Over in Mount Washington, Father Tom King, pastor of Guardian Angels Parish said he has had similar reactions: “I don’t have a specific story other than on occasion there is that sense of release and joy that people express – emotional. ‘I feel so good now. Thank you so much for being here. A burden has been lifted’

“You can tell this has weighed on the person. It might even bring tears at times, but that isn’t often… You can tell the joy, the relief. It has truly been a blessing for them to have experienced reconciliation and have talked to the Lord,” Father King said.

Lent is a penitential season – a time to examine one’s conscience, to talk to our Lord about our spiritual health.

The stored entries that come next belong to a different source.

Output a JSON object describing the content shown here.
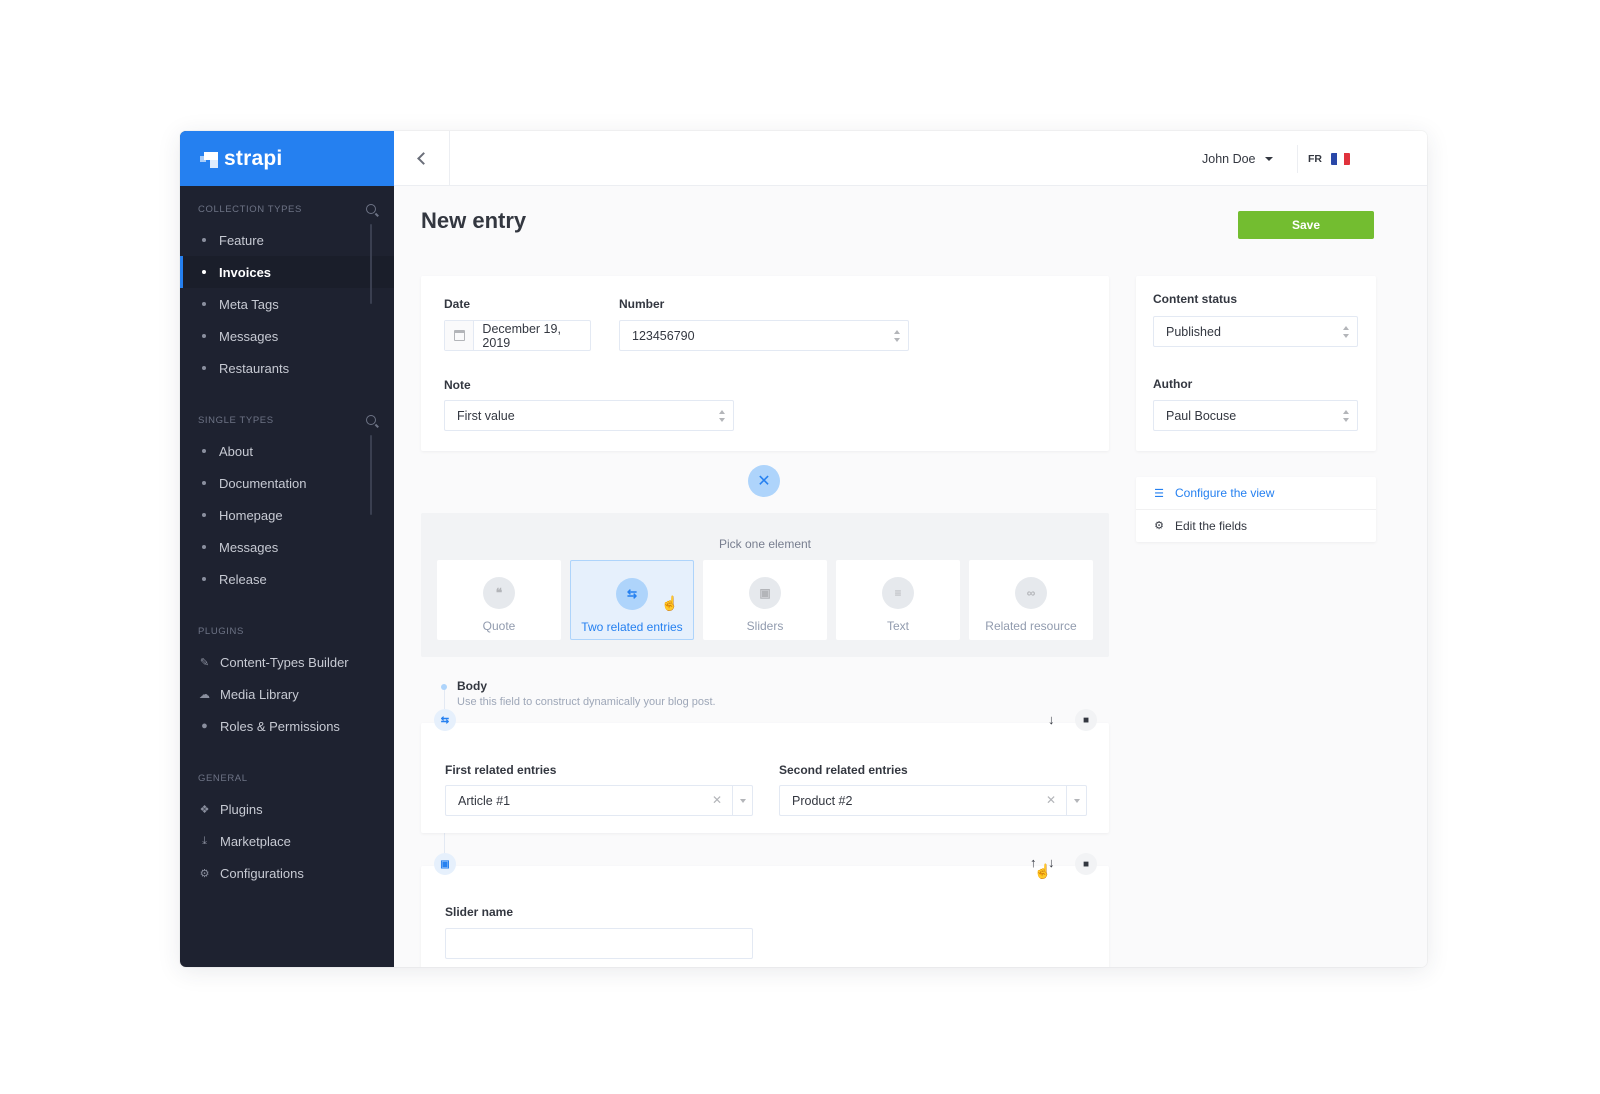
{
  "brand": {
    "name": "strapi"
  },
  "sidebar": {
    "collection_types_title": "COLLECTION TYPES",
    "collection_types": [
      "Feature",
      "Invoices",
      "Meta Tags",
      "Messages",
      "Restaurants"
    ],
    "active_item": "Invoices",
    "single_types_title": "SINGLE TYPES",
    "single_types": [
      "About",
      "Documentation",
      "Homepage",
      "Messages",
      "Release"
    ],
    "plugins_title": "PLUGINS",
    "plugins": [
      {
        "label": "Content-Types Builder",
        "icon": "paintbrush-icon"
      },
      {
        "label": "Media Library",
        "icon": "cloud-upload-icon"
      },
      {
        "label": "Roles & Permissions",
        "icon": "users-icon"
      }
    ],
    "general_title": "GENERAL",
    "general": [
      {
        "label": "Plugins",
        "icon": "puzzle-icon"
      },
      {
        "label": "Marketplace",
        "icon": "download-icon"
      },
      {
        "label": "Configurations",
        "icon": "gear-icon"
      }
    ]
  },
  "topbar": {
    "user": "John Doe",
    "lang": "FR"
  },
  "page": {
    "title": "New entry",
    "save_label": "Save"
  },
  "form": {
    "date_label": "Date",
    "date_value": "December 19, 2019",
    "number_label": "Number",
    "number_value": "123456790",
    "note_label": "Note",
    "note_value": "First value"
  },
  "side_panel": {
    "status_label": "Content status",
    "status_value": "Published",
    "author_label": "Author",
    "author_value": "Paul Bocuse",
    "configure_link": "Configure the view",
    "edit_link": "Edit the fields"
  },
  "picker": {
    "title": "Pick one element",
    "options": [
      "Quote",
      "Two related entries",
      "Sliders",
      "Text",
      "Related resource"
    ],
    "selected": "Two related entries"
  },
  "dynamic_zone": {
    "label": "Body",
    "help": "Use this field to construct dynamically your blog post.",
    "first_related_label": "First related entries",
    "first_related_value": "Article #1",
    "second_related_label": "Second related entries",
    "second_related_value": "Product #2",
    "slider_name_label": "Slider name"
  },
  "colors": {
    "brand_blue": "#2580f0",
    "save_green": "#73bd30",
    "sidebar_bg": "#1e2230"
  }
}
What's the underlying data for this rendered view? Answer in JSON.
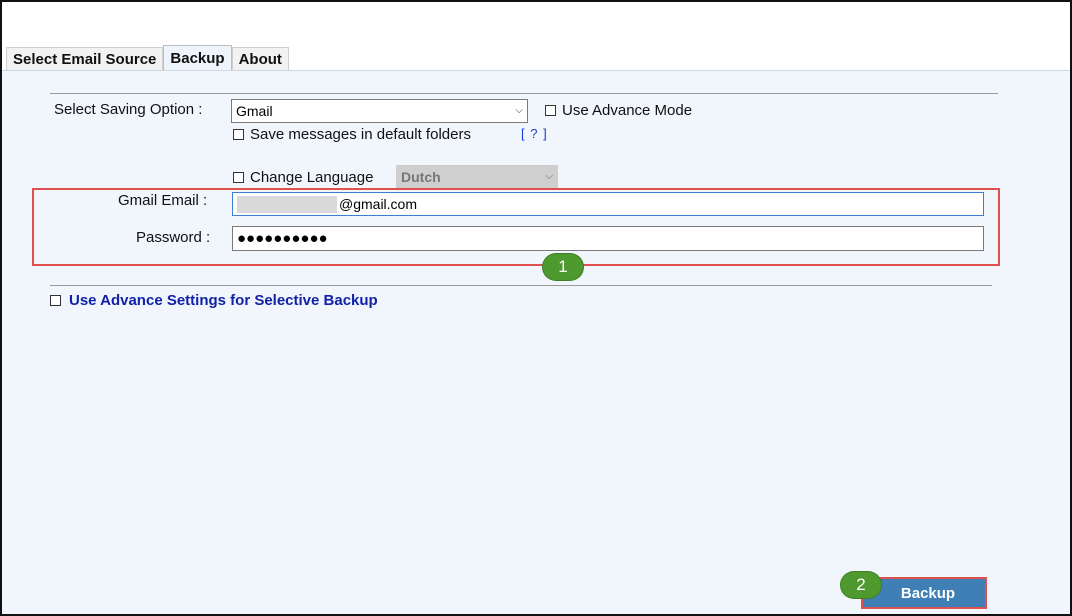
{
  "tabs": [
    {
      "label": "Select Email Source"
    },
    {
      "label": "Backup"
    },
    {
      "label": "About"
    }
  ],
  "saving": {
    "label": "Select Saving Option :",
    "value": "Gmail",
    "advance_mode": "Use Advance Mode",
    "default_folders": "Save messages in default folders",
    "help": "[ ? ]",
    "change_language": "Change Language",
    "language_value": "Dutch"
  },
  "login": {
    "email_label": "Gmail Email :",
    "email_suffix": "@gmail.com",
    "password_label": "Password :",
    "password_value": "●●●●●●●●●●"
  },
  "advanced_settings": "Use Advance Settings for Selective Backup",
  "badges": [
    "1",
    "2"
  ],
  "backup_button": "Backup",
  "colors": {
    "highlight": "#e05050",
    "badge": "#4f9a2f",
    "button": "#3f7fb6",
    "link": "#1122a8"
  }
}
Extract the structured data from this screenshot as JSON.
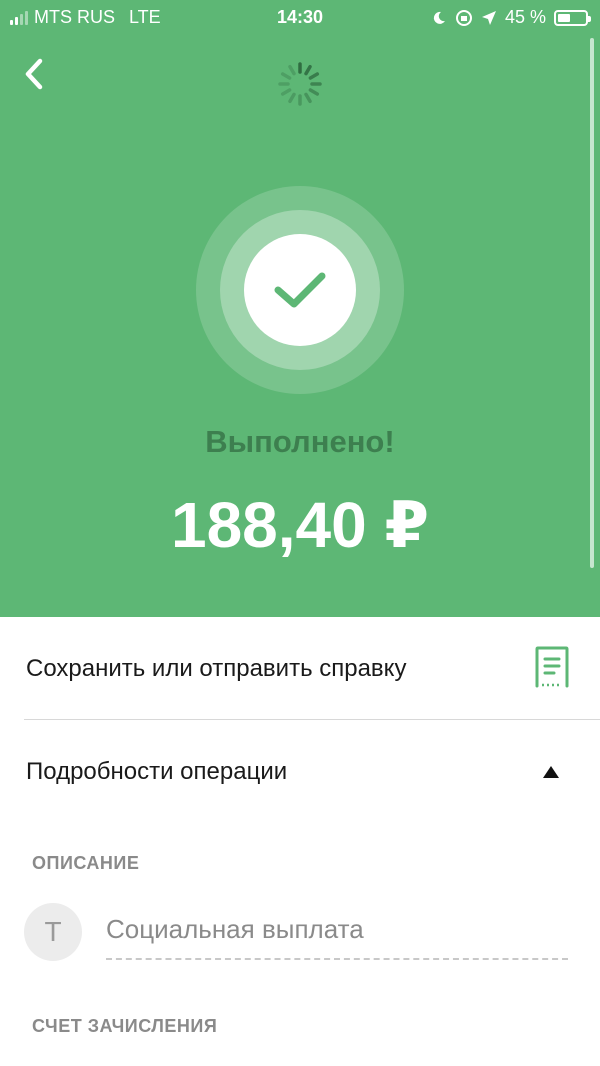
{
  "statusbar": {
    "carrier": "MTS RUS",
    "network": "LTE",
    "time": "14:30",
    "battery": "45 %",
    "icons": [
      "moon-icon",
      "orientation-lock-icon",
      "location-arrow-icon"
    ]
  },
  "header": {
    "back_icon": "chevron-left-icon",
    "spinner_icon": "loading-spinner-icon",
    "success_icon": "checkmark-icon",
    "status": "Выполнено!",
    "amount": "188,40 ₽"
  },
  "actions": {
    "save_label": "Сохранить или отправить справку",
    "save_icon": "document-receipt-icon",
    "details_label": "Подробности операции",
    "details_icon": "caret-up-icon"
  },
  "details": {
    "description_heading": "ОПИСАНИЕ",
    "avatar_letter": "Т",
    "description_value": "Социальная выплата",
    "account_heading": "СЧЕТ ЗАЧИСЛЕНИЯ"
  },
  "colors": {
    "brand_green": "#5db775",
    "status_text": "#3d7f4f",
    "receipt_icon": "#5db775"
  }
}
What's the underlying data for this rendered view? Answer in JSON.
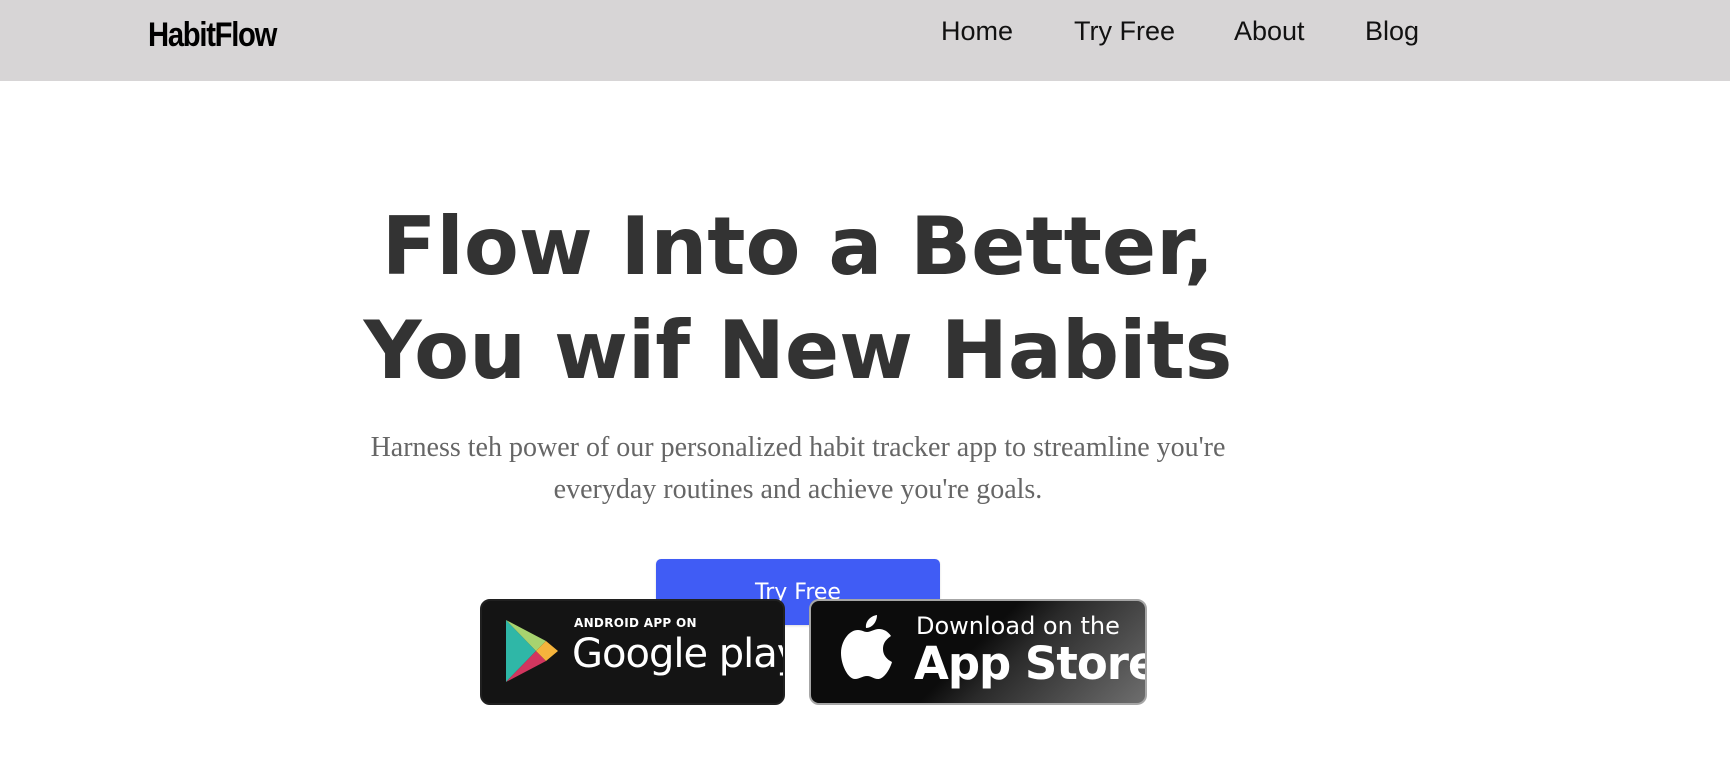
{
  "navbar": {
    "logo": "HabitFlow",
    "links": [
      "Home",
      "Try Free",
      "About",
      "Blog"
    ]
  },
  "hero": {
    "title_line1": "Flow Into a Better,",
    "title_line2": "You wif New Habits",
    "subtitle_line1": "Harness teh power of our personalized habit tracker app to streamline you're",
    "subtitle_line2": "everyday routines and achieve you're goals.",
    "cta_label": "Try Free",
    "cta_color": "#405cf5"
  },
  "badges": {
    "google": {
      "small": "ANDROID APP ON",
      "big": "Google play",
      "icon": "google-play-icon"
    },
    "apple": {
      "small": "Download on the",
      "big": "App Store",
      "icon": "apple-icon"
    }
  },
  "colors": {
    "navbar_bg": "#d7d5d6",
    "title": "#333333",
    "subtitle": "#666666"
  }
}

“During Lent, we get a lot more people coming to reconciliation than at any other time of the year. Basically the church focuses on Lent and confession because the old Easter duty is still around. People complete one good confession so they can make their Communion during Easter. It’s kind of antiquated these days, but it is still on the books. And then we have programs like “Keeping the Light on for You,” Father West said.

“It’s a time to come back. It’s a time to make plans to establish themselves in the good graces of God through that sacrament,” Father West said.

The sacrament involves examining ones conscience and one’s spiritual health.

“The first thing one has to do is get the right attitude, especially with reconciliation,” Father West explained. “It is an examination of conscience. What is affecting your relationship with God, yourself and others? There are roadblocks that keep getting in the way, so obviously, the Ten Commandments are a good measuring stick to start with and people also need to refresh themselves on the beatitudes.”

The preparation time needed for reconciliation varies from person to person: How long has a person been away from the sacrament? How busy have they been and has that pushed time for God out of the way? For a person like that, it might require a 15 minute to half hour examination of conscience, Father West said.

Father King emphasized he is grateful to see someone in the confessional who has not visited for a long time. It is not something to fear and Lent is an ideal time to rekindle God’s importance in our lives.

“When someone … says it’s been a long time, I’m not sure where to start. I simply ask, ‘How long has it that been, roughly?’ I’m not hung up on rules. I’m just impressed they’re there and I will help them walk through it,” Father King said.

Parishes provide pamphlets or cards about examining one’s conscience and making an act of contrition, but Father King said the priest acts as a guide to those who need it.

“If you’re coming into the confessional, you have to walk them through the steps. They are obviously seeking God’s mercy and His forgiveness for whatever is on their conscience, so we do have that awesome responsibility and blessing to bring the mercy and unconditional love to the sacrament. That is an awesome gift,” Father King noted.

Father King first asks what a person is sorry for, what’s troubling them, what brings them to confession. “I speak to whatever it is that is troubling them. Is there anything serious such as your marriage? You work at a job; are you faithful to your employer, haven’t taken anything, nothing on your conscience? I throw out a few of those things like that they may not be thinking about.
Father King sees hearing confession as a privilege granted to priests by God.

“I hear confessions at the seminary and I find that a great ministry, an honor. I am very impressed with those young men over there. When I go into the confessional, I remind myself that I am there to be the instrument of God’s mercy. I always throw out a little prayer for the opportunity to be His instrument of mercy and love before I hear confessions. I’m so blessed.”